While P. acuta was already known as the first intermediate host for Posthodiplostomum sp. in America, its role in Europe was previously unknown [26]. This study helps fill that gap by identifying P. acuta as an intermediate host and providing additional molecular confirmation of the presence of the parasite in Portugal. The identification of the first intermediate host of this parasite in the country is a significant step toward understanding the biology of P. acuta and its potential adaptability to digenetic trematodes [13,26].

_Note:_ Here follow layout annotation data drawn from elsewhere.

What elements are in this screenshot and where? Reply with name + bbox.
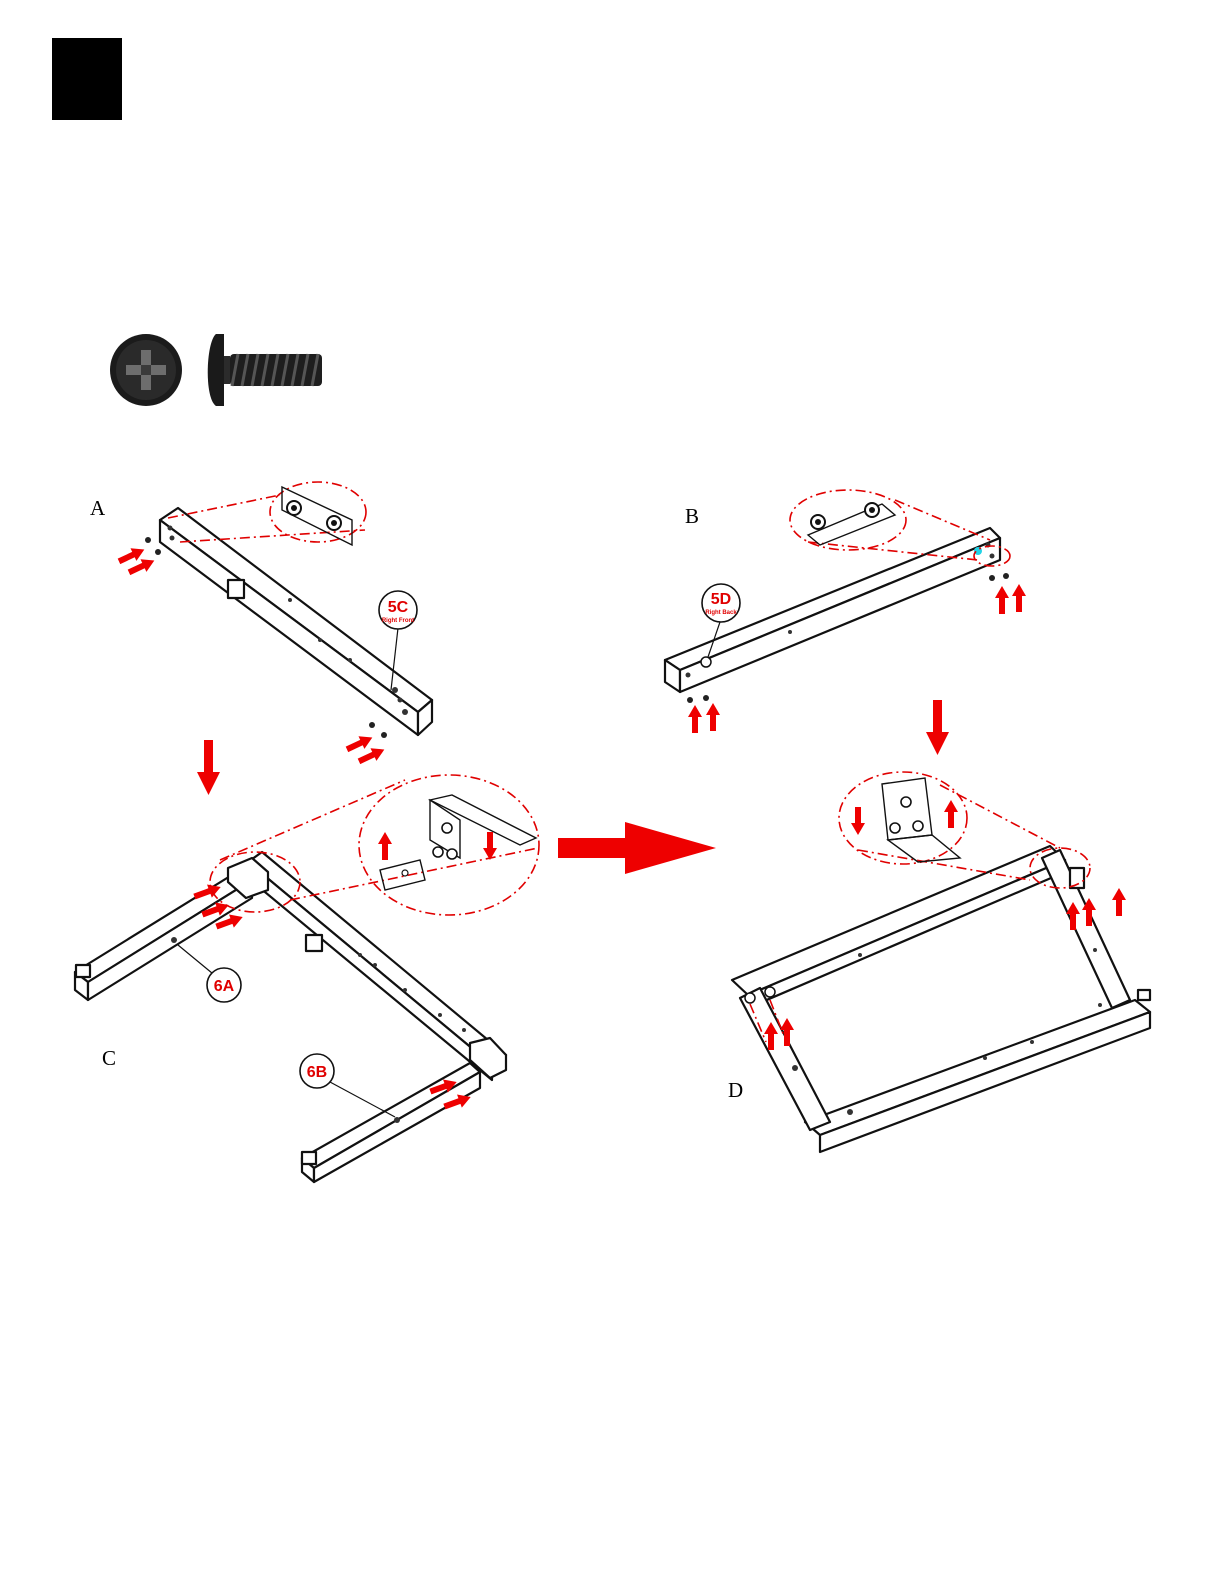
red-arrow-icon bbox=[356, 743, 387, 768]
red-arrow-icon bbox=[688, 705, 702, 733]
red-arrow-icon bbox=[706, 703, 720, 731]
panel-a: A bbox=[90, 482, 432, 768]
callout-5d-sub: Right Back bbox=[705, 610, 737, 616]
frame-d bbox=[732, 846, 1150, 1152]
callout-6a-code: 6A bbox=[214, 978, 235, 995]
red-arrow-icon bbox=[344, 731, 375, 756]
callout-6b-code: 6B bbox=[307, 1064, 327, 1081]
red-arrow-icon bbox=[378, 832, 392, 860]
right-arrow-c-to-d bbox=[558, 822, 716, 874]
panel-label-b: B bbox=[685, 504, 699, 528]
red-arrow-icon bbox=[851, 807, 865, 835]
panel-d: D bbox=[728, 772, 1150, 1152]
callout-5d-code: 5D bbox=[711, 591, 731, 608]
callout-6b: 6B bbox=[300, 1054, 334, 1088]
zoom-detail-c bbox=[378, 795, 536, 890]
callout-5c-code: 5C bbox=[388, 599, 409, 616]
panel-label-d: D bbox=[728, 1078, 743, 1102]
callout-5d: 5D Right Back bbox=[702, 584, 740, 622]
zoom-detail-d bbox=[851, 778, 960, 862]
callout-5c-sub: Right Front bbox=[382, 618, 414, 624]
panel-label-a: A bbox=[90, 496, 106, 520]
red-arrow-icon bbox=[483, 832, 497, 860]
callout-5c: 5C Right Front bbox=[379, 591, 417, 629]
panel-c: C bbox=[75, 775, 539, 1182]
panel-b: B bbox=[665, 490, 1026, 733]
red-arrow-icon bbox=[995, 586, 1009, 614]
callout-6a: 6A bbox=[207, 968, 241, 1002]
zoom-detail-a bbox=[282, 487, 352, 545]
zoom-detail-b bbox=[808, 503, 895, 545]
red-arrow-icon bbox=[1112, 888, 1126, 916]
down-arrow-a-to-c bbox=[197, 740, 220, 795]
panel-label-c: C bbox=[102, 1046, 116, 1070]
down-arrow-b-to-d bbox=[926, 700, 949, 755]
red-arrow-icon bbox=[1012, 584, 1026, 612]
red-arrow-icon bbox=[944, 800, 958, 828]
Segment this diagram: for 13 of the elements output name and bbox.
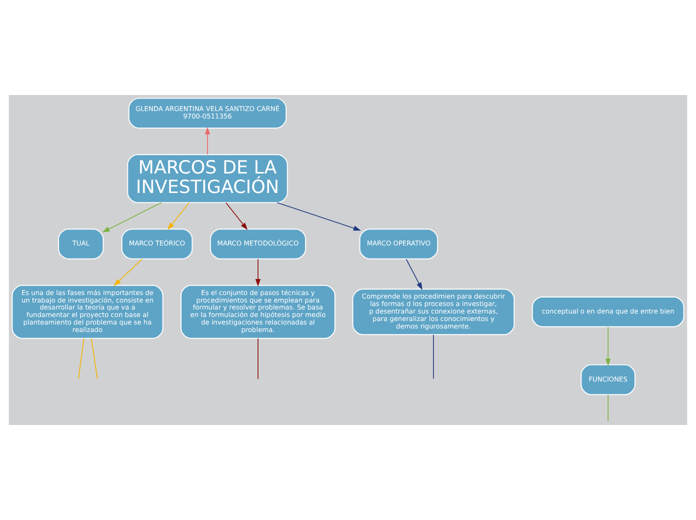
arrow: [605, 326, 611, 366]
arrow: [114, 258, 142, 286]
node-box: MARCOS DE LA INVESTIGACIÓN: [127, 154, 288, 204]
connector: [90, 338, 98, 380]
arrow: [226, 202, 248, 230]
arrow: [204, 126, 210, 155]
arrow: [167, 202, 190, 230]
arrow: [255, 258, 261, 286]
arrow: [406, 258, 422, 290]
connector: [78, 338, 84, 380]
arrow: [276, 202, 361, 231]
arrow: [102, 202, 162, 232]
connector: [433, 334, 434, 380]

In conclusion, even though Posthodiplostomum sp. is not known to be zoonotic, its presence underscores broader “One Health” implications, emphasizing the intricate interconnections among aquatic ecosystems, wildlife, and human activities. This work provides the first molecular evidence that P. acuta serves as an intermediate host for Posthodiplostomum sp. in Portugal, within Lake Alqueva. In intensive aquaculture systems, where fish are kept at high densities, the spread of parasitic infections can be rapid and devastating. Consequently, the presence of this parasite in Lake Alqueva poses a significant threat to local fish farming. It is crucial to consider the possibility that the birds acting as definitive hosts are migratory, as this may facilitate the spread of Posthodiplostomum between different bodies of water along their migratory routes, as studies have shown for other trematodes. These findings highlight the importance of regular malacological surveillance and molecular monitoring to detect and manage potential threats to biodiversity, fishery resources, and ecosystem services in freshwater environments to control the spread of the parasite.